Ностальгия, которой он поддался в последнее время, вспоминая годы с Гердой, действовала на него успокаивающе, поэтому он дал ей волю сразу же, как только вышел за ворота ФАО. По дороге домой на своей «веспе», чувствуя встречный ветерок, Георг признался самому себе, что родной язык, родной город, великая цель и великая любовь были для него в ту пору чем‑то самим собой разумеющимся, как сейчас этот теплый воздух. Если бы тогда он предал свои высокие мечты, то сейчас превратился бы уже в ветерана, полного горьких сожалений, или в предателя, заключенного в шар забвения, точно в сувенир, дешевую идиллию, где фальшивый снег укрывает Колизей и любую другую достопримечательность земного шара.

Еще не все было потеряно. Они еще не пришли к необходимости Widerstand, Сопротивления, оказавшегося слишком слабым перед натиском варварской зимы.

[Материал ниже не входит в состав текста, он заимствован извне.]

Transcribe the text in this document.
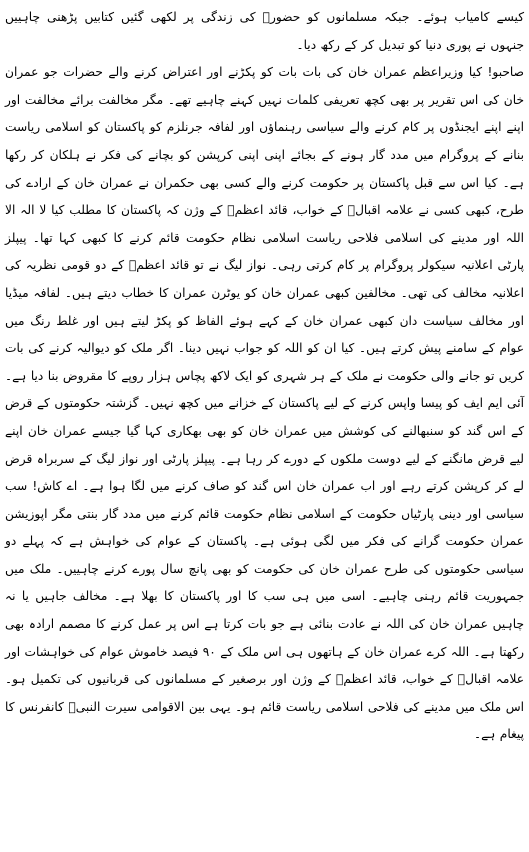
کیسے کامیاب ہوئے۔ جبکہ مسلمانوں کو حضورؐ کی زندگی پر لکھی گئیں کتابیں پڑھنی چاہییں جنہوں نے پوری دنیا کو تبدیل کر کے رکھ دیا۔

صاحبو! کیا وزیراعظم عمران خان کی بات بات کو پکڑنے اور اعتراض کرنے والے حضرات جو عمران خان کی اس تقریر پر بھی کچھ تعریفی کلمات نہیں کہنے چاہیے تھے۔ مگر مخالفت برائے مخالفت اور اپنے اپنے ایجنڈوں پر کام کرنے والے سیاسی رہنماؤں اور لفافہ جرنلزم کو پاکستان کو اسلامی ریاست بنانے کے پروگرام میں مدد گار ہونے کے بجائے اپنی اپنی کرپشن کو بچانے کی فکر نے ہلکان کر رکھا ہے۔ کیا اس سے قبل پاکستان پر حکومت کرنے والے کسی بھی حکمران نے عمران خان کے ارادے کی طرح، کبھی کسی نے علامہ اقبالؒ کے خواب، قائد اعظمؒ کے وژن کہ پاکستان کا مطلب کیا لا الہ الا اللہ اور مدینے کی اسلامی فلاحی ریاست اسلامی نظام حکومت قائم کرنے کا کبھی کہا تھا۔ پیپلز پارٹی اعلانیہ سیکولر پروگرام پر کام کرتی رہی۔ نواز لیگ نے تو قائد اعظمؒ کے دو قومی نظریہ کی اعلانیہ مخالف کی تھی۔ مخالفین کبھی عمران خان کو یوٹرن عمران کا خطاب دیتے ہیں۔ لفافہ میڈیا اور مخالف سیاست دان کبھی عمران خان کے کہے ہوئے الفاظ کو پکڑ لیتے ہیں اور غلط رنگ میں عوام کے سامنے پیش کرتے ہیں۔ کیا ان کو اللہ کو جواب نہیں دینا۔ اگر ملک کو دیوالیہ کرنے کی بات کریں تو جانے والی حکومت نے ملک کے ہر شہری کو ایک لاکھ پچاس ہزار روپے کا مقروض بنا دیا ہے۔ آئی ایم ایف کو پیسا واپس کرنے کے لیے پاکستان کے خزانے میں کچھ نہیں۔ گزشتہ حکومتوں کے قرض کے اس گند کو سنبھالنے کی کوشش میں عمران خان کو بھی بھکاری کہا گیا جیسے عمران خان اپنے لیے قرض مانگنے کے لیے دوست ملکوں کے دورے کر رہا ہے۔ پیپلز پارٹی اور نواز لیگ کے سربراہ قرض لے کر کرپشن کرتے رہے اور اب عمران خان اس گند کو صاف کرنے میں لگا ہوا ہے۔ اے کاش! سب سیاسی اور دینی پارٹیاں حکومت کے اسلامی نظام حکومت قائم کرنے میں مدد گار بنتی مگر اپوزیشن عمران حکومت گرانے کی فکر میں لگی ہوئی ہے۔ پاکستان کے عوام کی خواہش ہے کہ پہلے دو سیاسی حکومتوں کی طرح عمران خان کی حکومت کو بھی پانچ سال پورے کرنے چاہییں۔ ملک میں جمہوریت قائم رہنی چاہیے۔ اسی میں ہی سب کا اور پاکستان کا بھلا ہے۔ مخالف جاہیں یا نہ چاہیں عمران خان کی اللہ نے عادت بنائی ہے جو بات کرتا ہے اس پر عمل کرنے کا مصمم ارادہ بھی رکھتا ہے۔ اللہ کرے عمران خان کے ہاتھوں ہی اس ملک کے ۹۰ فیصد خاموش عوام کی خواہشات اور علامہ اقبالؒ کے خواب، قائد اعظمؒ کے وژن اور برصغیر کے مسلمانوں کی قربانیوں کی تکمیل ہو۔ اس ملک میں مدینے کی فلاحی اسلامی ریاست قائم ہو۔ یہی بین الاقوامی سیرت النبیؐ کانفرنس کا پیغام ہے۔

Если бы только их порыв можно было бы умножить, если бы это желание не подчиняться, такое же живительное, как его девушка, могло дорасти до восстания, то смертоносный режим пошатнулся бы прежде, чем его поражение превратило мир в руины и пепел.

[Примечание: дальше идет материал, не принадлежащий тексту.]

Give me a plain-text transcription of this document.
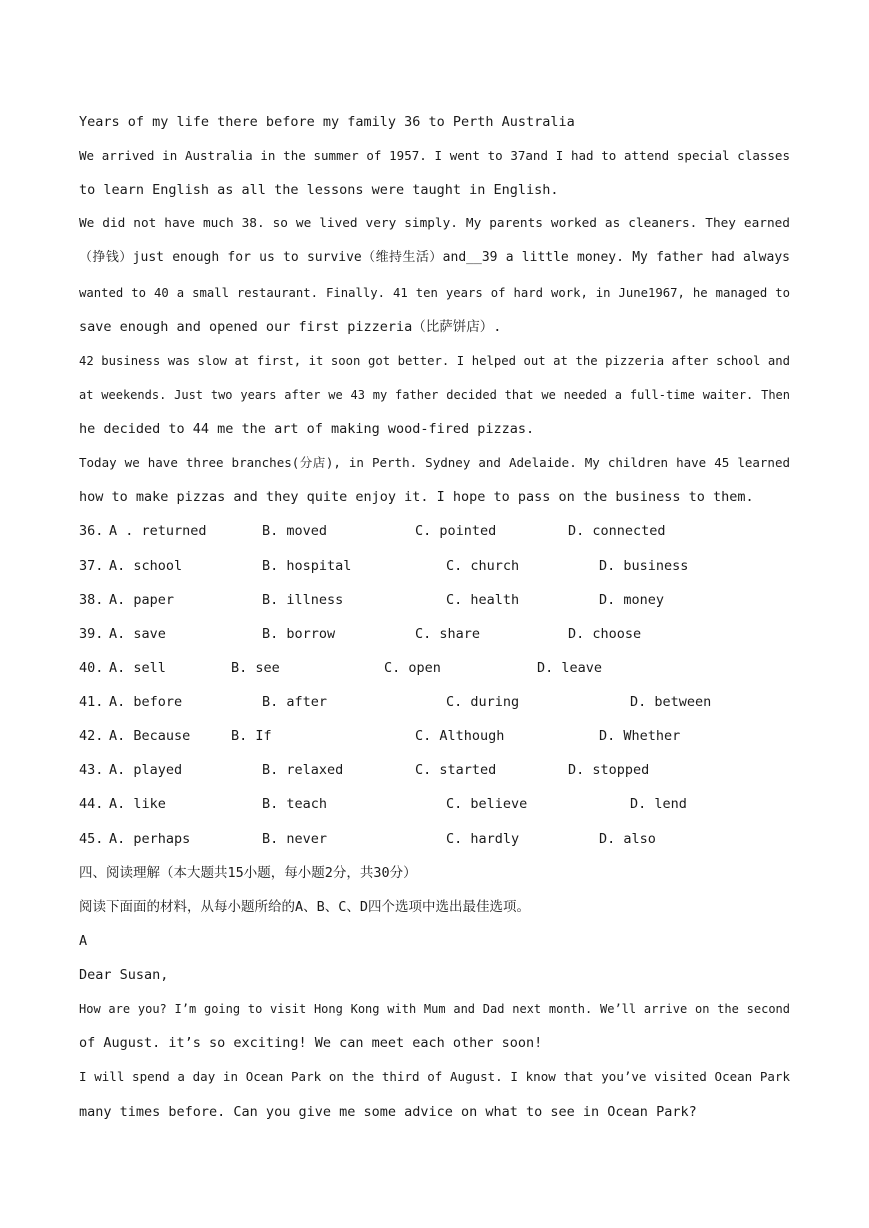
Years of my life there before my family 36 to Perth Australia
We arrived in Australia in the summer of 1957. I went to 37and I had to attend special classes
to learn English as all the lessons were taught in English.
We did not have much 38. so we lived very simply. My parents worked as cleaners. They earned
（挣钱）just enough for us to survive（维持生活）and__39 a little money. My father had always
wanted to 40 a small restaurant. Finally. 41 ten years of hard work, in June1967, he managed to
save enough and opened our first pizzeria（比萨饼店）.
42 business was slow at first, it soon got better. I helped out at the pizzeria after school and
at weekends. Just two years after we 43 my father decided that we needed a full-time waiter. Then
he decided to 44 me the art of making wood-fired pizzas.
Today we have three branches(分店), in Perth. Sydney and Adelaide. My children have 45 learned
how to make pizzas and they quite enjoy it. I hope to pass on the business to them.
36. A . returned	B. moved	C. pointed	D. connected
37. A. school	B. hospital	C. church	D. business
38. A. paper	B. illness	C. health	D. money
39. A. save	B. borrow	C. share	D. choose
40. A. sell	B. see	C. open	D. leave
41. A. before	B. after	C. during	D. between
42. A. Because	B. If	C. Although	D. Whether
43. A. played	B. relaxed	C. started	D. stopped
44. A. like	B. teach	C. believe	D. lend
45. A. perhaps	B. never	C. hardly	D. also
四、阅读理解（本大题共15小题，每小题2分，共30分）
阅读下面面的材料，从每小题所给的A、B、C、D四个选项中选出最佳选项。
A
Dear Susan,
How are you? I’m going to visit Hong Kong with Mum and Dad next month. We’ll arrive on the second
of August. it’s so exciting! We can meet each other soon!
I will spend a day in Ocean Park on the third of August. I know that you’ve visited Ocean Park
many times before. Can you give me some advice on what to see in Ocean Park?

И в Лейпциге, и в Берлине конфликты были жесточайшими, а разногласия – мучительными. Крупные города задыхались от мелкобуржуазного субстрата и массовой безработицы рабочего класса, а это разжигало противоречивые чувства даже в тех, кто не верил, что революция, подобно фениксу, может возродиться из пепла Веймарской республики. Но способы борьбы были разные, до тех пор пока была возможность эту борьбу выиграть. И он организовывал, спорил, уходил от облав штурмовиков и всегда был готов драться – и рядом с ним была Герда Похорилле.

Герда воплощала собой всю красоту и все противоречия того времени, когда мир вокруг менялся каждый день, и каждый день нужно было открывать его заново. Они идеально подходили друг другу: она водила его развлекаться, а он вкладывал ей в руки оружие борьбы. Никто не виноват, что их блестящий тандем стал разваливаться. Вероятно, все закончилось бы, даже если бы Гитлер и не пришел к власти.

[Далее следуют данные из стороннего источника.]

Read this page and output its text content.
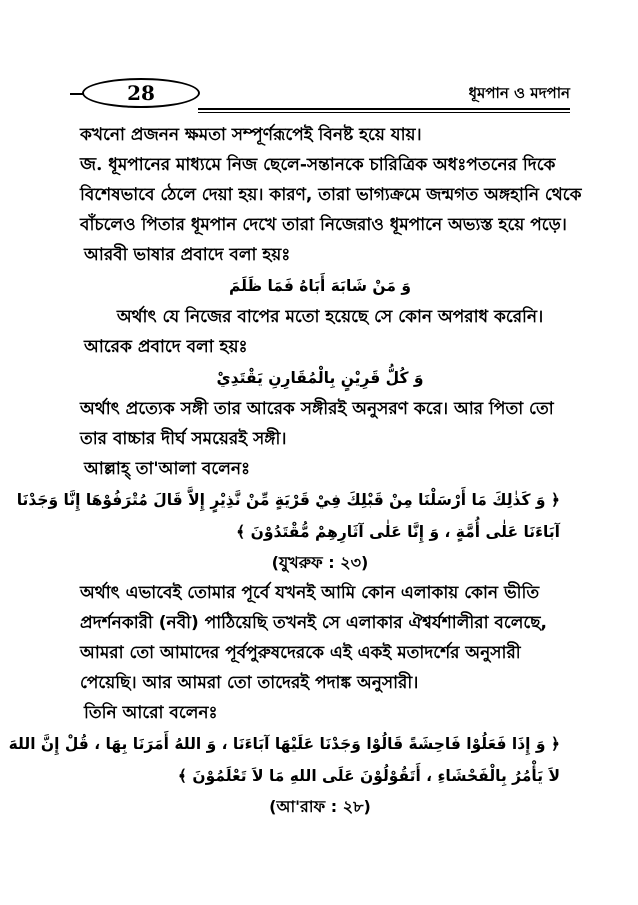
28	ধূমপান ও মদপান
কখনো প্রজনন ক্ষমতা সম্পূর্ণরূপেই বিনষ্ট হয়ে যায়।
জ. ধূমপানের মাধ্যমে নিজ ছেলে-সন্তানকে চারিত্রিক অধঃপতনের দিকে
বিশেষভাবে ঠেলে দেয়া হয়। কারণ, তারা ভাগ্যক্রমে জন্মগত অঙ্গহানি থেকে
বাঁচলেও পিতার ধূমপান দেখে তারা নিজেরাও ধূমপানে অভ্যস্ত হয়ে পড়ে।
আরবী ভাষার প্রবাদে বলা হয়ঃ
وَ مَنْ شَابَهَ أَبَاهُ فَمَا ظَلَمَ
অর্থাৎ যে নিজের বাপের মতো হয়েছে সে কোন অপরাধ করেনি।
আরেক প্রবাদে বলা হয়ঃ
وَ كُلُّ قَرِيْنٍ بِالْمُقَارِنِ يَقْتَدِيْ
অর্থাৎ প্রত্যেক সঙ্গী তার আরেক সঙ্গীরই অনুসরণ করে। আর পিতা তো
তার বাচ্চার দীর্ঘ সময়েরই সঙ্গী।
আল্লাহ্ তা'আলা বলেনঃ
﴿ وَ كَذٰلِكَ مَا أَرْسَلْنَا مِنْ قَبْلِكَ فِيْ قَرْيَةٍ مِّنْ نَّذِيْرٍ إِلاَّ قَالَ مُتْرَفُوْهَا إِنَّا وَجَدْنَا
آبَاءَنَا عَلٰى أُمَّةٍ ، وَ إِنَّا عَلٰى آثَارِهِمْ مُّقْتَدُوْنَ ﴾
(যুখরুফ : ২৩)
অর্থাৎ এভাবেই তোমার পূর্বে যখনই আমি কোন এলাকায় কোন ভীতি
প্রদর্শনকারী (নবী) পাঠিয়েছি তখনই সে এলাকার ঐশ্বর্যশালীরা বলেছে,
আমরা তো আমাদের পূর্বপুরুষদেরকে এই একই মতাদর্শের অনুসারী
পেয়েছি। আর আমরা তো তাদেরই পদাঙ্ক অনুসারী।
তিনি আরো বলেনঃ
﴿ وَ إِذَا فَعَلُوْا فَاحِشَةً قَالُوْا وَجَدْنَا عَلَيْهَا آبَاءَنَا ، وَ اللهُ أَمَرَنَا بِهَا ، قُلْ إِنَّ اللهَ
لاَ يَأْمُرُ بِالْفَحْشَاءِ ، أَتَقُوْلُوْنَ عَلَى اللهِ مَا لاَ تَعْلَمُوْنَ ﴾
(আ'রাফ : ২৮)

Это осознание его не печалит, а напротив, возвращает его на свое место – место человека без малого пятидесяти лет, который мирится со своими пределами, лишь некоторыми пределами, чтобы не терпеть их все разом.

Недавно его мать взялась уверять всех, что «наша Герда» стала святой от революции благодаря лейпцигскому éducation sentimentale[211]. Георг даже не пытается возражать ей, несмотря на то что теперь он предпочитает построения мысли, проверенные под холодной и строгой лупой нейронауки. Но если товарищу Дине Гельбке удастся выбить улочку в честь товарища Герды Таро и куб цемента на радость голубям, которые уже и так метят каждую бронзовую голову их почитаемого друга Ленина, ее за это можно будет лишь вознаградить. Разум и память – это единое целое, целостность памяти – основа целостности всякого человеческого существа, даже среди номадов (а разве он не один из них?); хранение воспоминаний – не прерогатива буржуазного духа. Каждый помнит то, что ему нужно, то, что помогает ему выживать. И доктор Курицкес хочет сохранить «свою Герду», хотя и знает, что ее не существует.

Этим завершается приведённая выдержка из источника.